What are your hero’s skills, beyond their powers? Are they a marksman? A fencer? Perhaps an expert with electronics?

Perhaps that knowledge informs their tactics. You should be describing the challenges and difficulties of overcoming an opponent as much as you are describing the actual fight itself.

It’s a good idea to learn a bit about the type of fighting that your characters are going to be engaging in. As I continue to write SWITCH and the Challengers Bravo, my main series, I began learning a little bit about different types of martial arts for my character of Moon Shadow. With this, I can have her recognize a more efficient way to attack an opponent in any given battle and switch to that martial art. 

Not every part of every fight can be this, of course. You need to choose when is the time to focus on a fighter’s strategies and skills, and when is the time to shift focus on the external: the goings-on of the fight, or the story and progression of events.

It’s not just their tactics, but their experience in the fight. The fear they feel, the adrenaline rushing through them, the pain they fight through.

In a novel, you have the ability to describe those things. Just as much as when describing a setting or another character, your prose can tell your reader of the lead an anxious character might feel in their limbs, the doubts and anxieties pushing or pulling them throughout the fight. Maybe this plays into their strategy, changes the tactics they use?

Could the smell of dead bodies on the battlefield be nauseating? Could the adrenaline and pain be creating conflicting sensations? Could the sudden murder of a loved one be creating a sense of tunnel vision and rage? What about the feeling of betrayal or hatred toward a character for making them participate in a fight they don’t want to?

Where the medium of comics and movies might incentivize a focus on the more flashy aspects of a superhero battle, and quite understandably so given the nature of superheroes, a prose novel allows you to dig deeper and focus on the realism. That internal experience and perceptions of a person fighting for their life, and the lives of others.

There’s not much more to say here as I already kind of addressed this in the previous Focus, but the way I approach Realism is by putting it right there with the Spectacle. 

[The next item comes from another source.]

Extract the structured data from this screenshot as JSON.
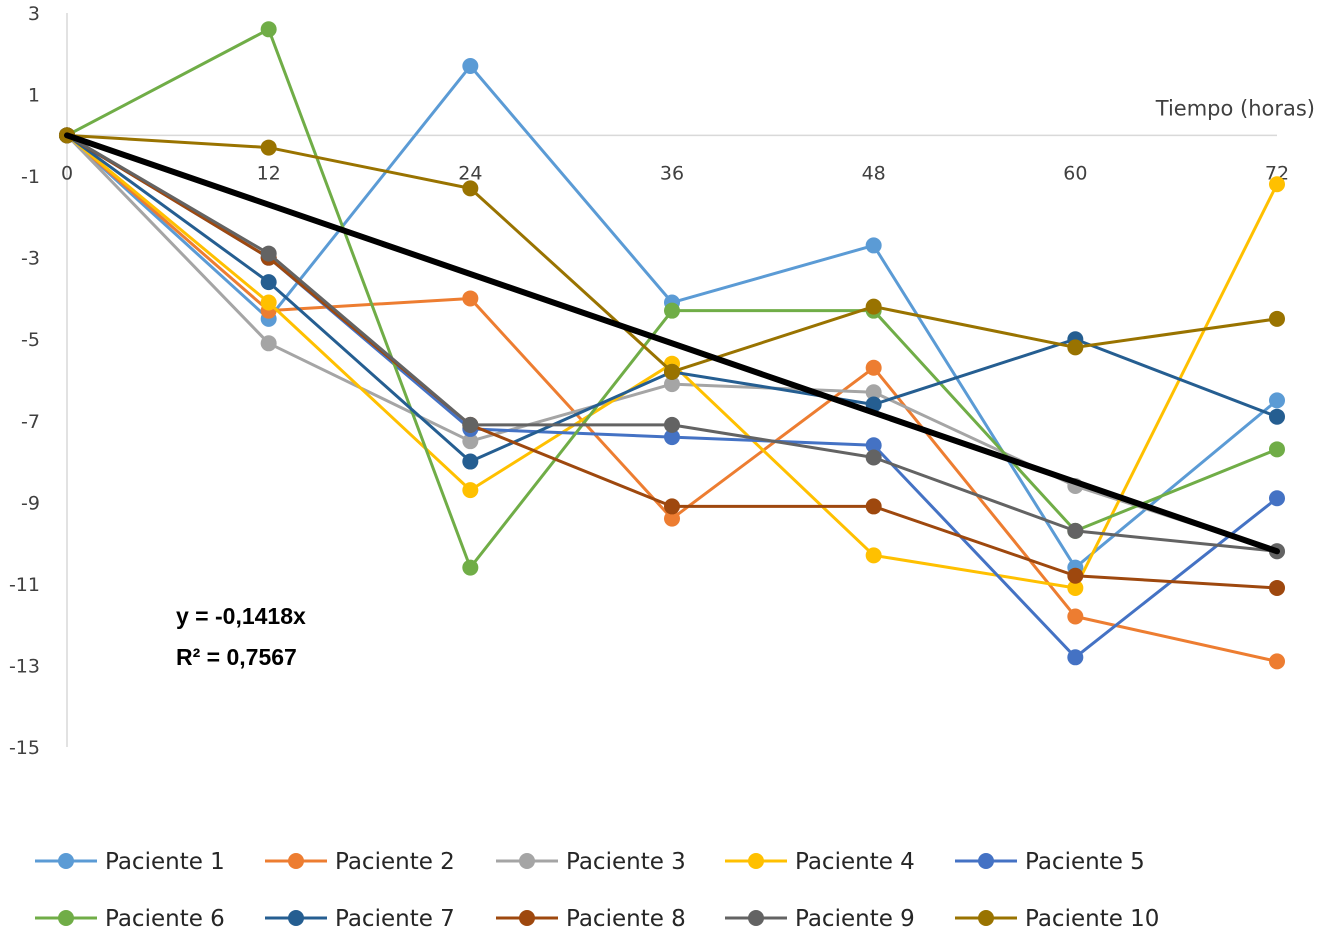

A character with a hatred of an alien due to past tragedies caused. What is going through their mind outside of the actual fight, and how are they influencing each other? A character who doesn’t know how to approach superheroics now suddenly having to lead a fight on their own, without anyone to defer to? How do they manage their own personal insecurities, and how does that play into their ability to take down this giant ninja robot?

Because, as I said before, you’re not going to get anywhere with just a transcription of laser blasts and explosions. Remember, explosions and exposition may be two totally different things, but reading the words “explosion” and “exposition” are two very similar experiences. Even if your Spectacle means a big flashy fight, make sure to shift your readers’ focus to the internal experience of your characters.

Final Thoughts

Fight scenes are cool. They are awesome. They are the culmination of pages, chapters, and entire books worth of conflict.

They are also really hard and a major pain.

I can’t tell you how to craft a fight scene. I can only tell you how I craft a fight scene. And that, like any other part of my writing, is a work in progress.

There are plenty of places to get further–and better–advice on writing fight scenes. I can’t recommend this video from Hello Future Me enough. I’d also check out Writing Fight Scenes: Professional Techniques for Fiction Authors] by Rayne Hall.

But definitely consider these three Focuses when you create your fight scenes. Story, Spectacle, and Realism. The sequences of larger events in your fight, the scope of the choreography, and the internal perceptions and realism of the participants.

While none of this is the whole of learning how to get this very difficult part of writing down, they are an important part of how I craft a fight scene.